Опять наступила долгая тишина. Кристи снял свечу со своей каски и вставил ее в щель между кусками искореженного металла.

– Трэнтер, о чем вы думаете?

– Единственно, о чем я думаю, так это о том, что, ежели ты не поспешишь убрать отсюда свою священную задницу, викарий, то мы можем с тобою перебраться в лучший мир ноздря в ноздрю.

Кристи хмыкнул.

– Что еще?

– Я тут думал… Хорошо бы чего-нибудь спеть. Ну, вроде гимна.

Брови Кристи полезли на лоб:

– Вот не знал я, что ты певец.

– Все корнуэльцы мастера попеть.

– А я думал – все валлийцы.

– Нет, корнуэльцы. Так что бы такое исполнить, викарий? В этой, так сказать, особой ситуации.

Кристи задумался.

– Вы знаете «Пребудь со мной»? Это написал молодой священник перед своей безвременной кончиной. Мы этот гимн пели в церкви, но, может быть, вы забыли, – тактично добавил он. – Я начну.

Он прочистил горло и запел:

Пребудь со мной; кончается мой путь;

Темнеет всё; Господь, со мной пребудь.

Все бросили меня. Во тьме земной

Поможешь ты один. Пребудь со мной.

Трэнтер знал этот гимн. Приятным тенором он пропевал каждый медленный, торжественный куплет:

Перекрести меня, когда сомкну глаза;

И освети сквозь мрак мой путь на небеса;

Божественный рассвет рассеет мрак земной;

Жизнь переходит в смерть. Господь, пребудь со мной

Последний звук замер среди каменных стен. В наступившей тишине Кристи начал молиться, и он знал, что Трэнтер молится вместе с ним. Слова приходили к нему без усилий, прочувствованные и смиренные, такие же простые, как и слова гимна. Ему казалось странным, но он ощущал глубокую печаль и полнейшее умиротворение в одно и то же время, причем оба чувства были одинаково сильны, и ни одно не мешало другому. Он не молил Бога о чуде, он молился о том, чтобы Господь дал ему силы смиренно принять Его волю и даровал ему право служить во имя Его со всею отвагой и самоотверженностью. Более всего он благодарил Бога за то, что его путь теперь стал ему ясен. Все определилось и стало на места.
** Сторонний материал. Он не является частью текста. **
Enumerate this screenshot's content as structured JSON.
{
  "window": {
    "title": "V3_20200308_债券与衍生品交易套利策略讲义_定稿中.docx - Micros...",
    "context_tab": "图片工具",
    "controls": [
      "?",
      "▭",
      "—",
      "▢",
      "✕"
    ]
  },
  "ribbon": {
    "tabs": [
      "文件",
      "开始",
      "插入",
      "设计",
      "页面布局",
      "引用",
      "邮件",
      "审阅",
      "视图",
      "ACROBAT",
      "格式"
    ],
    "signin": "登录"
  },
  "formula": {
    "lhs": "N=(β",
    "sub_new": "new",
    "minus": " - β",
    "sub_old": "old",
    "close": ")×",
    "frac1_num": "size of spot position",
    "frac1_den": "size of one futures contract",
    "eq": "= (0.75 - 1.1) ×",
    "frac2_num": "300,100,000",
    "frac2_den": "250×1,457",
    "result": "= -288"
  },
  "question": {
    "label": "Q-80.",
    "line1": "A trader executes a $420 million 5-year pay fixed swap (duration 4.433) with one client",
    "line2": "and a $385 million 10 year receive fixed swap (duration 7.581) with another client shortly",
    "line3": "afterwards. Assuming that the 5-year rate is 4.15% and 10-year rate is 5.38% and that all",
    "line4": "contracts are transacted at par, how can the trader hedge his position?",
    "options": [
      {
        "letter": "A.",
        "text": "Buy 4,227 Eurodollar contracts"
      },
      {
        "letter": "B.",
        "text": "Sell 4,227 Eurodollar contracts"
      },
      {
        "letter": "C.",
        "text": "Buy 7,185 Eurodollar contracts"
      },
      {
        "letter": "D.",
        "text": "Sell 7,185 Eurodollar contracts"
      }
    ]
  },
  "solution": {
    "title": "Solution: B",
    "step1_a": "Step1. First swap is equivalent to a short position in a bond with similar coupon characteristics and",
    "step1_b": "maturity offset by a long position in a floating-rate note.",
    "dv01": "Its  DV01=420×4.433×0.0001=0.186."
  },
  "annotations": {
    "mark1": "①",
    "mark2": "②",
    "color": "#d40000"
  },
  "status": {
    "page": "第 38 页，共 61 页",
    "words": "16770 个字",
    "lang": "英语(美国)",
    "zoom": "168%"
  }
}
– Убирайся, Кристи! Уноси ноги скорее! – Паника в голосе Трэнтера казалась беспричинной, пока не послышался наконец мягкий скребущий звук, более низкий, чем затихающий свист пара, к которому уши Кристи уже привыкли. Не было других признаков опасности, кроме осыпавшегося вдруг слоя пыли, бесшумной и мягкой, как снежные хлопья. Внезапный треск дерева прозвучал как ружейный выстрел.

– Прячь голову! Ныряй!

Но укрытия не было. Тяжелый пест мог бы спасти его, если бы ему удалось втиснуть свое тело в узкую щель между его нижним концом и каменным полом – или же он мог задавить Кристи насмерть еще скорее, чем гигантская балка, расщеплявшаяся точно над его головой. Кристи упал на бок и закрыл голову руками.

– Если Бог за нас, то кого нам бояться? – молился он под грохот рушащихся деревянных перекрытий. – Ибо я верую, что ни смерть, ни жизнь, ни ангелы, ничто из того, что есть, что будет… – Что-то ударило его в спину и на мгновение оглушило. – Ни высоты, ни глубины, ничто другое в мироздании не сможет отделить нас от Божественной любви. Трэнтер! Ты меня слышишь?

Никакого ответа. Перекрытия продолжали рушиться вокруг него. Он покрепче сжался в комок.

– Отче, в руки Твои предаю дух мой. – Обломки камня и дерева сыпались на него градом; он сжал зубы, приготовившись терпеть боль, и стал ждать последнего удара. Оглушительный грохот, подобный пушечному выстрелу, раздался слева, и земля содрогнулась и сместилась. Нет, это была не земля: он это понял, когда его тело беспомощно покатилось назад, натыкаясь на острые куски щебенки и скользя по мокрой глине. Тяжелый пест камнедробилки пришел в движение. Когда Кристи отнял от лица руки и взглянул на этот длинный железный цилиндр, он понял причину. Огромная балка надавила на него сверху, и под ее весом наклон песта в дальнем конце сместился градусов на пятнадцать кверху.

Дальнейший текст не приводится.